Like a seat in front of the Twilight Zone, the ALL button can be your ticket to another dimension.
The ALL button: it can be the trap door of horse racing; the room behind the fake wall in the attic. Play them all and you are transported to a nervous world of chalky nightmares and high-dollar tickets. Play them all and step across the threshold where nothing is as it seemed two minutes ago. The ALL button: Hit it and you're in a zone where 2-5 claiming favorites win photo finishes with three 20-1 shots. The All Button Matrix, welcome to the world where long shots turn to jelly.
The great allure of the ALL button is to put yourself in horse racing's garden spot, the place where you can't lose, the blackjack double-down with you holding eleven to the dealer's five-spot, it's lining a two-iron to within the leather on a big-money Nassau, it's being within a field goal toward winning the over-under number at the half.
Horse racing heaven is to have two ten-dollar winners and the ALL button on a pick three, or a $30 winner with them all on a rolling double.
The ALL button is like the glass over a fire alarm – it is to be used only in cases of emergency.
What's worse: Playing seven of ten horses in a race, and having one you left out beat you? Or playing them all only to have the chalk waltz?
There's a stigma to the ALL button. It's what the drunken lawyers come to play. The ALL strategy is seldom a topic of conversation. It's usually made to a machine in the corner. It's the one big winning ticket you probably wouldn't flash: Favorite, all, all (with the trust fund money), aren't I a genius?
Yet anything that brings you to a conclusion, even if it is confusion, is actual handicapping. If you can't pick a winner, that's more astute than fishing in brackish waters for a value.
There are very few horse races in which any of them appear capable of actually winning. To include three or four horses of the hopeless variety on your ticket, just because you lack confidence, is stupid. If you don't care for short or long horses, play the middle group. Yet missing by three quarters of an inch on a four-figure tri can cause a person to misapply the ALL tool. Don't forget kids, most races are a little different from one another.
The availability of the ALL button can turn a person nutty.
Just last evening, I sat down at a table at the simulcast joint and flipped through a stack of losing tickets left behind by somebody who hard probably moved on to the hard stuff. You think you've made some wacky bets. Get this: Numerous losing bets had been registered at this seat by somebody using the ALL button second in a bunch of $1 trifectas. Four horses, ALL, three horses. One horse, ALL, two horses. I, of course, moved immediately! This desk needed to be sterilized and sanitized by Jinx Busters, the chair destroyed.

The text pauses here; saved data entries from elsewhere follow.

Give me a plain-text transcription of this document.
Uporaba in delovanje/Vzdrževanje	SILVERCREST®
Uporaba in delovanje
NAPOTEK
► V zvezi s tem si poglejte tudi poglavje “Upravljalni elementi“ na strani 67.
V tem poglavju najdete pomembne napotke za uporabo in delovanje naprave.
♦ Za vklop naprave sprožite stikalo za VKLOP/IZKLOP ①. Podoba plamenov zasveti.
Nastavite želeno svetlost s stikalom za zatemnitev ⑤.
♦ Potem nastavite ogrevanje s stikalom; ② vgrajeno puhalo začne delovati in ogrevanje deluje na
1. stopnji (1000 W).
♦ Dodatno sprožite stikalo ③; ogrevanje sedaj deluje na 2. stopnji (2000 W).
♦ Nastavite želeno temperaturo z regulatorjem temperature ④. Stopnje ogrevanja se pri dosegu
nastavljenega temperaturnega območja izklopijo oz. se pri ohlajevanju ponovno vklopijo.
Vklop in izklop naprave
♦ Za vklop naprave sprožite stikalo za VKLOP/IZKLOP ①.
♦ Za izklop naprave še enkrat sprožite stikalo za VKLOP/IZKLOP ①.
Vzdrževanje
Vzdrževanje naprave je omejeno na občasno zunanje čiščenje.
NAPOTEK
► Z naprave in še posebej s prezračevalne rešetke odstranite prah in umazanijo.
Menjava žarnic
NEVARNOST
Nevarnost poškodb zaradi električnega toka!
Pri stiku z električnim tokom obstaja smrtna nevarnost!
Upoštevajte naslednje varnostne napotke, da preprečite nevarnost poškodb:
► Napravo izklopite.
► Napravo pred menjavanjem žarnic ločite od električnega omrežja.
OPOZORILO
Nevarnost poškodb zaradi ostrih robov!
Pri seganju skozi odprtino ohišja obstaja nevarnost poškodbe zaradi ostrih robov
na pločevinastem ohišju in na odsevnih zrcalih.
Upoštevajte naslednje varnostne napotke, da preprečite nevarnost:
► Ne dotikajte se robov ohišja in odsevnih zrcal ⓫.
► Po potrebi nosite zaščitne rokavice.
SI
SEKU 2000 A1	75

So don't automatically scrape aside losing tickets as you take a seat. The losing tickets of another can be very entertaining. Maybe you'll see that you aren't as strange as previously thought, comparatively, anyhow.

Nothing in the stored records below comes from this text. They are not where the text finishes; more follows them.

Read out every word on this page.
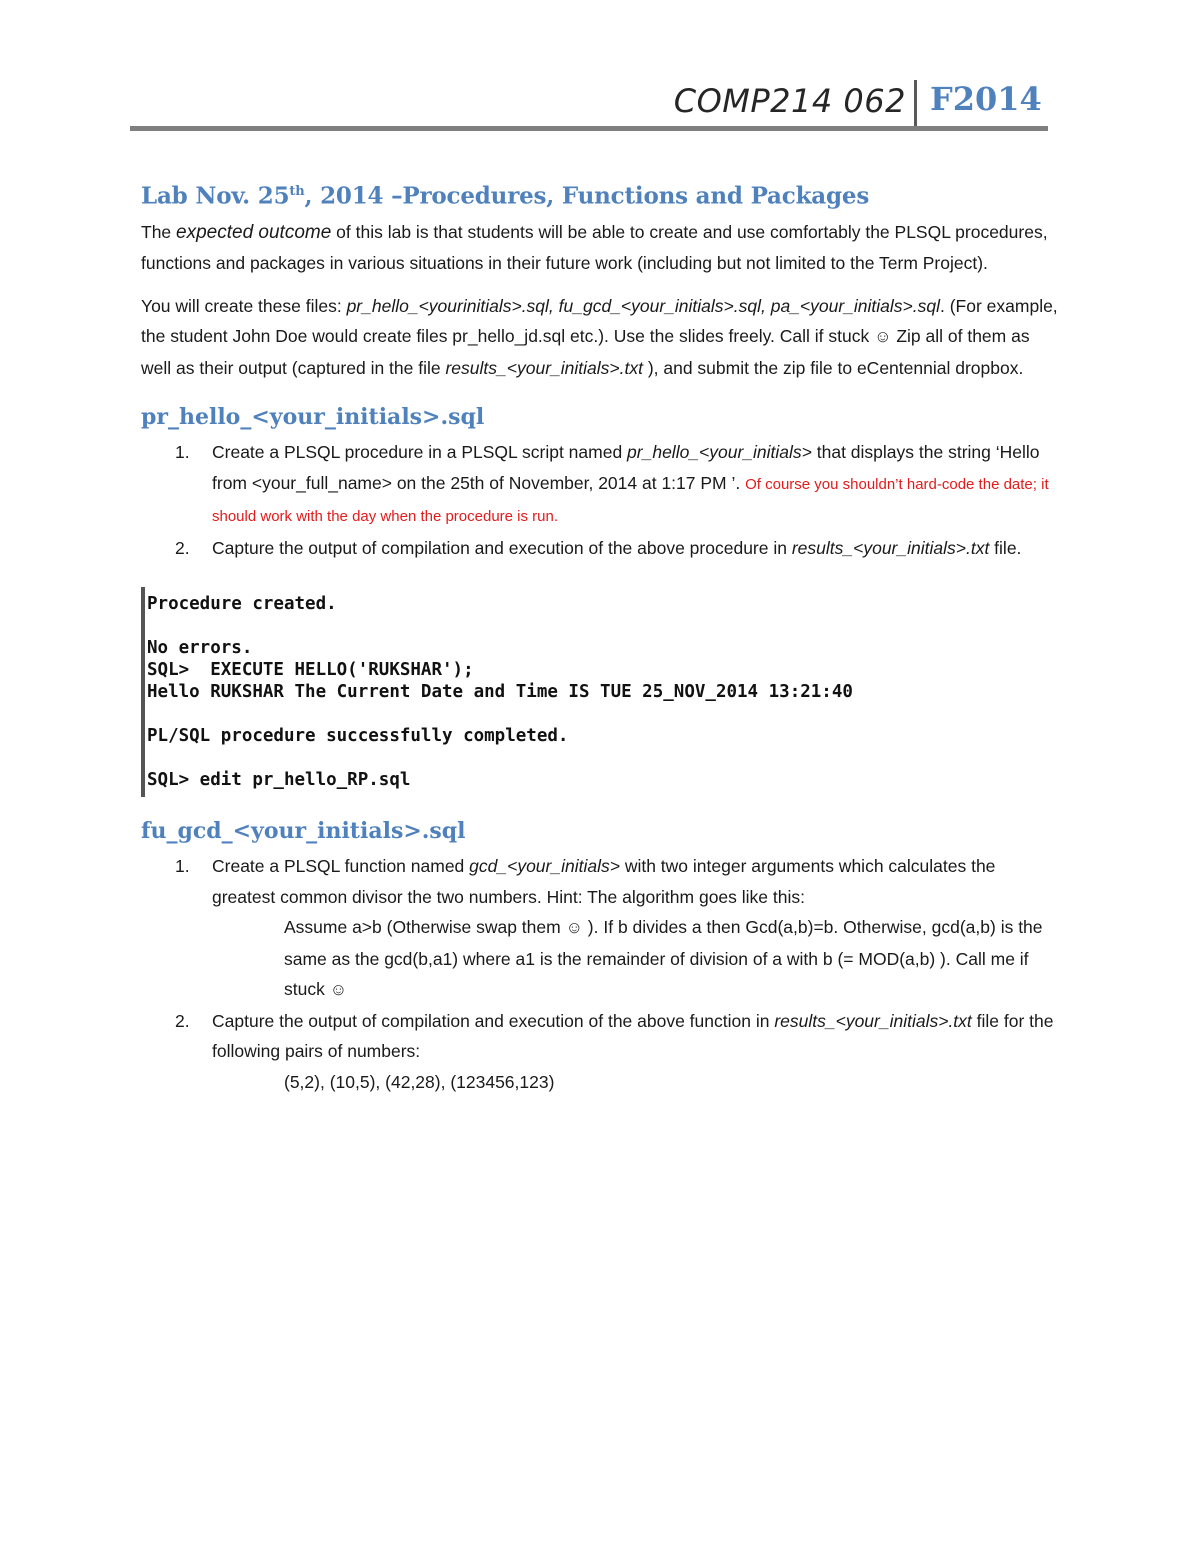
COMP214 062 F2014
Lab Nov. 25th, 2014 –Procedures, Functions and Packages

The expected outcome of this lab is that students will be able to create and use comfortably the PLSQL procedures, functions and packages in various situations in their future work (including but not limited to the Term Project).

You will create these files: pr_hello_<yourinitials>.sql, fu_gcd_<your_initials>.sql, pa_<your_initials>.sql. (For example, the student John Doe would create files pr_hello_jd.sql etc.). Use the slides freely. Call if stuck ☺ Zip all of them as well as their output (captured in the file results_<your_initials>.txt ), and submit the zip file to eCentennial dropbox.

pr_hello_<your_initials>.sql
1. Create a PLSQL procedure in a PLSQL script named pr_hello_<your_initials> that displays the string ‘Hello from <your_full_name> on the 25th of November, 2014 at 1:17 PM ’. Of course you shouldn’t hard-code the date; it should work with the day when the procedure is run.
2. Capture the output of compilation and execution of the above procedure in results_<your_initials>.txt file.
Procedure created.

No errors.
SQL>  EXECUTE HELLO('RUKSHAR');
Hello RUKSHAR The Current Date and Time IS TUE 25_NOV_2014 13:21:40

PL/SQL procedure successfully completed.

SQL> edit pr_hello_RP.sql
fu_gcd_<your_initials>.sql
1. Create a PLSQL function named gcd_<your_initials> with two integer arguments which calculates the greatest common divisor the two numbers. Hint: The algorithm goes like this:
Assume a>b (Otherwise swap them ☺ ). If b divides a then Gcd(a,b)=b. Otherwise, gcd(a,b) is the same as the gcd(b,a1) where a1 is the remainder of division of a with b (= MOD(a,b) ). Call me if stuck ☺
2. Capture the output of compilation and execution of the above function in results_<your_initials>.txt file for the following pairs of numbers:
(5,2), (10,5), (42,28), (123456,123)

All right; and right after we do that, let's do 20 one-armed push-ups.
What could be harder than singling second?
Singling second brings creepy analysis to mind. The person had been thinking: Basically, I stink. I can't pick winners. Plus, I am frightfully unlucky. Since I get robbed more than any player on earth, what I'll do now is allow for the evilness that lurks nearby, I'll assume the one I love will get checked and will run second.
The problem is, bad handicappers can't simulate anything, because simulating is handicapping.

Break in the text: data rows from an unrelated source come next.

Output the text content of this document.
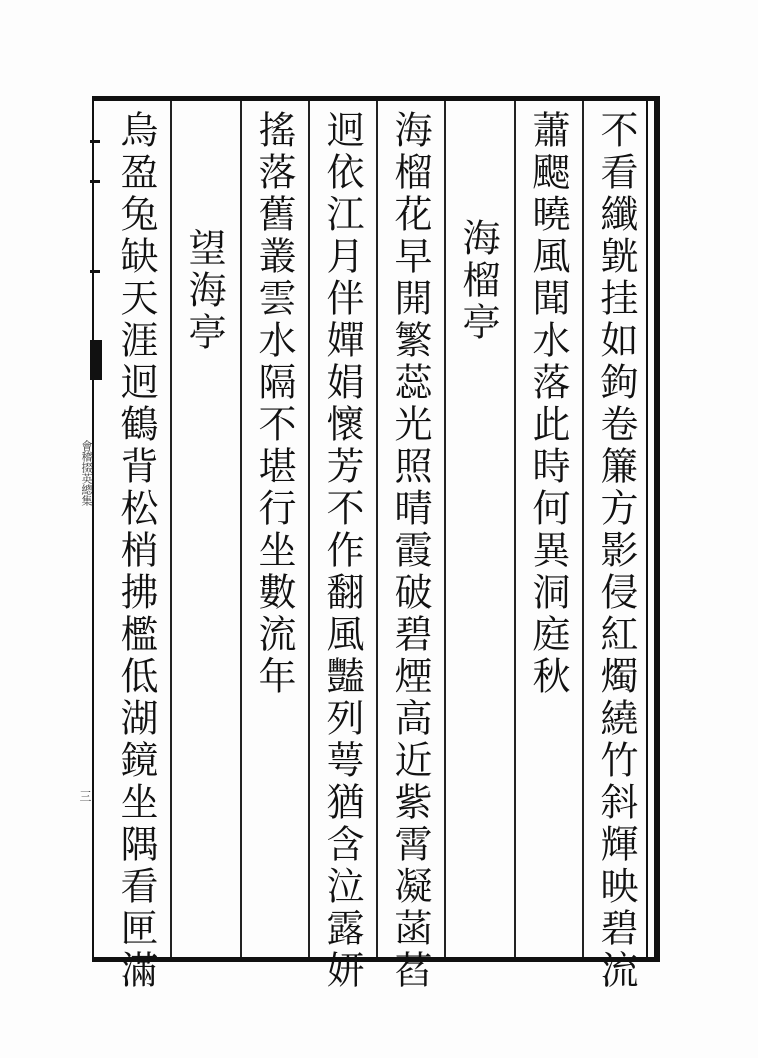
會稽掇英總集
三	不看纖皝挂如鉤卷簾方影侵紅燭繞竹斜輝映碧流
蕭颸曉風聞水落此時何異洞庭秋
海榴亭
海榴花早開繁蕊光照晴霞破碧煙高近紫霄凝菡萏
迥依江月伴嬋娟懷芳不作翻風豔列萼猶含泣露妍
搖落舊叢雲水隔不堪行坐數流年
望海亭
烏盈兔缺天涯迥鶴背松梢拂檻低湖鏡坐隅看匣滿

Here's one of those unique forms of pain found only at the horse races: singling second, only to have it win, which is like remembering much later that you left your wallet in the men's room.
When do you touch them ALL?
If, on an exotic ticket, you're going to play all but two or three, listen, include everybody. This isn't the bargain basement at Filene's in Boston. This is gambling.
It takes money to stay fairly sane.
Short fields full of competitive runners make the best ALL tickets.
What does it feel like having two double-figure winners and ALL of them pending?
It's like steak and beans on a September evening at the Tetons.
It's a lobster sandwich in Nova Scotia.
It's the Frogmore Stew at the Steamer in Beaufort, S.C.
A good golf shot brings you back for three more rounds. A big ALL-aided ticket brings you back for three more years, at least.